Therapy for gliomas has also evolved, as indicated by the introduction of monoclonal chemotherapy 6 and temozolomide treatment combined with radiotherapy. The dose used was daily temozolomide (75 mg/m2 day, all seven days of the week from the first to the last day of radiotherephy), followed by six cycles of adjuvant temozolomide (150-200 mg/m2 for 5 days during each 28- day cycle). This resulted in prolongation of median survival time from 12 month with radiation alone to 14.6 month when temozolomide was added.

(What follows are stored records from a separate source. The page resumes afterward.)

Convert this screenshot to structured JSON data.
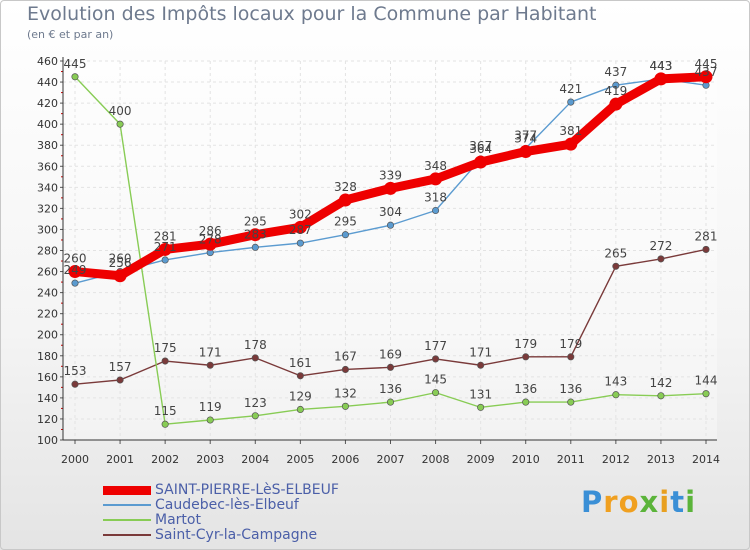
{
  "title": "Evolution des Impôts locaux pour la Commune par Habitant",
  "subtitle": "(en € et par an)",
  "logo": {
    "letters": [
      "P",
      "r",
      "o",
      "x",
      "i",
      "t",
      "i"
    ],
    "colors": [
      "#3a8fd6",
      "#f0a020",
      "#f0a020",
      "#5bb43a",
      "#e8a020",
      "#3a8fd6",
      "#5bb43a"
    ]
  },
  "chart_data": {
    "type": "line",
    "title": "Evolution des Impôts locaux pour la Commune par Habitant",
    "ylabel": "(en € et par an)",
    "ylim": [
      100,
      460
    ],
    "yticks": [
      100,
      120,
      140,
      160,
      180,
      200,
      220,
      240,
      260,
      280,
      300,
      320,
      340,
      360,
      380,
      400,
      420,
      440,
      460
    ],
    "x": [
      "2000",
      "2001",
      "2002",
      "2003",
      "2004",
      "2005",
      "2006",
      "2007",
      "2008",
      "2009",
      "2010",
      "2011",
      "2012",
      "2013",
      "2014"
    ],
    "grid": true,
    "legend": "bottom-left",
    "series": [
      {
        "name": "SAINT-PIERRE-LèS-ELBEUF",
        "color": "#ee0000",
        "values": [
          260,
          256,
          281,
          286,
          295,
          302,
          328,
          339,
          348,
          364,
          374,
          381,
          419,
          443,
          445
        ],
        "labels": [
          "260",
          "256",
          "281",
          "286",
          "295",
          "302",
          "328",
          "339",
          "348",
          "364",
          "374",
          "381",
          "419",
          "443",
          "445"
        ]
      },
      {
        "name": "Caudebec-lès-Elbeuf",
        "color": "#5b9bd0",
        "values": [
          249,
          260,
          271,
          278,
          283,
          287,
          295,
          304,
          318,
          367,
          377,
          421,
          437,
          443,
          437
        ],
        "labels": [
          "249",
          "260",
          "271",
          "278",
          "283",
          "287",
          "295",
          "304",
          "318",
          "367",
          "377",
          "421",
          "437",
          "443",
          "437"
        ]
      },
      {
        "name": "Martot",
        "color": "#88cc55",
        "values": [
          445,
          400,
          115,
          119,
          123,
          129,
          132,
          136,
          145,
          131,
          136,
          136,
          143,
          142,
          144
        ],
        "labels": [
          "445",
          "400",
          "115",
          "119",
          "123",
          "129",
          "132",
          "136",
          "145",
          "131",
          "136",
          "136",
          "143",
          "142",
          "144"
        ]
      },
      {
        "name": "Saint-Cyr-la-Campagne",
        "color": "#7a3a3a",
        "values": [
          153,
          157,
          175,
          171,
          178,
          161,
          167,
          169,
          177,
          171,
          179,
          179,
          265,
          272,
          281
        ],
        "labels": [
          "153",
          "157",
          "175",
          "171",
          "178",
          "161",
          "167",
          "169",
          "177",
          "171",
          "179",
          "179",
          "265",
          "272",
          "281"
        ]
      }
    ]
  }
}
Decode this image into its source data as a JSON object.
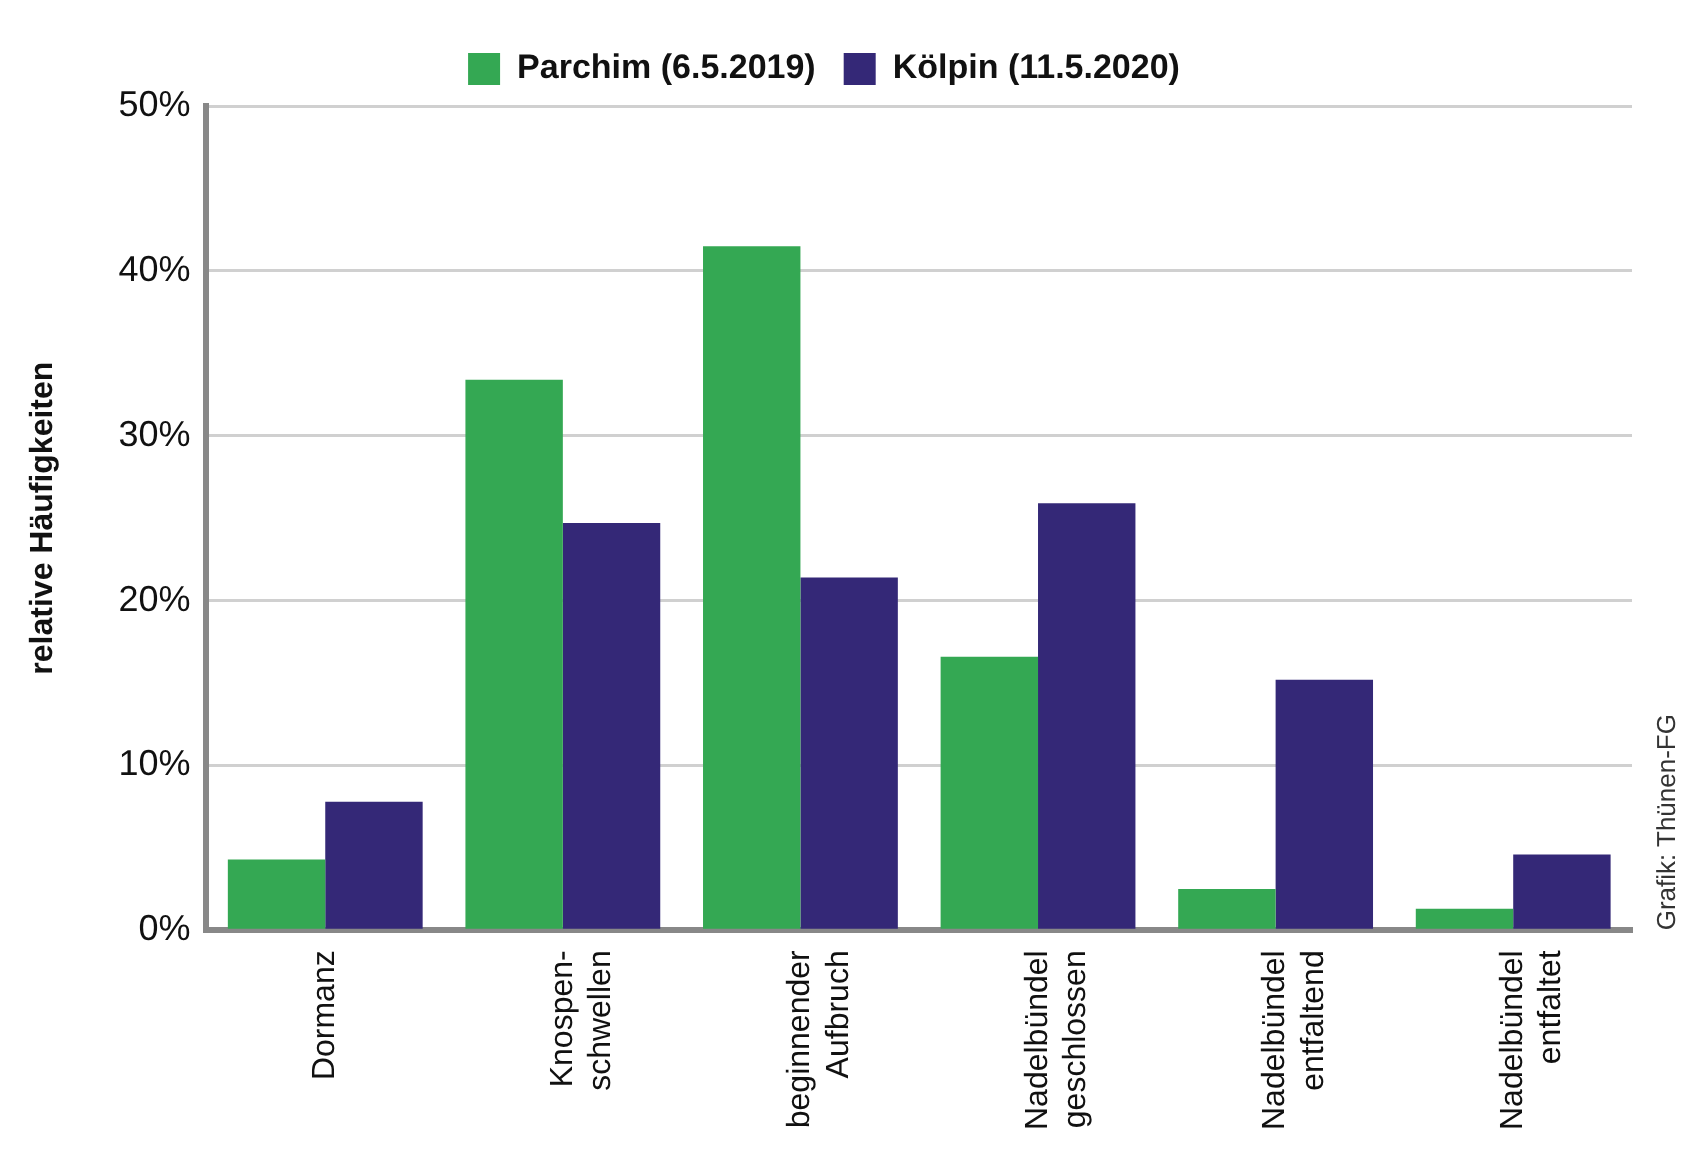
{
  "chart_data": {
    "type": "bar",
    "ylabel": "relative Häufigkeiten",
    "categories": [
      "Dormanz",
      "Knospen-\nschwellen",
      "beginnender\nAufbruch",
      "Nadelbündel\ngeschlossen",
      "Nadelbündel\nentfaltend",
      "Nadelbündel\nentfaltet"
    ],
    "series": [
      {
        "name": "Parchim (6.5.2019)",
        "color": "#34a853",
        "values": [
          4.3,
          33.4,
          41.5,
          16.6,
          2.5,
          1.3
        ]
      },
      {
        "name": "Kölpin (11.5.2020)",
        "color": "#342877",
        "values": [
          7.8,
          24.7,
          21.4,
          25.9,
          15.2,
          4.6
        ]
      }
    ],
    "ylim": [
      0,
      50
    ],
    "yticks": [
      {
        "value": 0,
        "label": "0%"
      },
      {
        "value": 10,
        "label": "10%"
      },
      {
        "value": 20,
        "label": "20%"
      },
      {
        "value": 30,
        "label": "30%"
      },
      {
        "value": 40,
        "label": "40%"
      },
      {
        "value": 50,
        "label": "50%"
      }
    ],
    "grid": "y",
    "legend": "top",
    "annotations": [
      "Grafik: Thünen-FG"
    ]
  }
}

Together with the traditional fractionated external beam RT (EBRT), nowadays there are new radiotherapy techniques like the intensity-modulated RT (IMRT) and stereotactic radiosurgery. 7
Despite the advancements, median survival, especially for Grade 4 gliomas and for glioblastomas doesn’t exceed 12–18 months from diagnosis. 8 A very small percentage of cases showed >3 years survival, in other words long-survival. There have been exceptional cases of long-survival spanning 10 years or more, without tumor recurrence, so as to deem those affected ‘cured’. The possibility of a complete recovery from glioblastoma was suggested by the Yamada et al. case 9: after dying of skull trauma, an autopsy limited to the brain was performed on a patient who had undergone surgery for a glioblastoma multiforme 6.5 years before; the team carefully searched for the presence of cancer without success, despite collecting numerous histological samples. 10, 11, 12, 13
Conclusion
The prognosis of the glioblastoma remains poor despite research, recent advances and improved therapies, today a glioblastoma diagnosis equates to a death sentence. However the fact that there are extremely rare cases of long-term survival and even zero recurrence of the pathology should serve as a stimulus to continue the research effort and not give up the fight against this tumor on a day-to-day basis. 14, 15
A recent study showed that, although the tumors are being diagnosed earlier as compared to three decades ago and that the peri-operative mortality and morbidity have come down, there was no difference in the post-operative survival time in high- grade gliomas over the decades. The less consistent predictors are sex (females carry better prognosis), extent of surgical resection, pre-opreative seizure as a symptom, imaging variables, histological grad, proliferation index and molecular markers. 16, 17, 18
Microsurgery is safe and effective in order to improve or preserve short-term quality of life in glioblastoma patients. Total tumor resection is not associated with a significantly greater risk for neurological deterioration, either in patients with preoperative functional impairment, or in functionally independent patients. For glioblastoma the survival also depends on person’s age, type of tumor, and overall health play a role as treatments improve people newly diagnosed with these aggressive brain tumors may have a better outcome.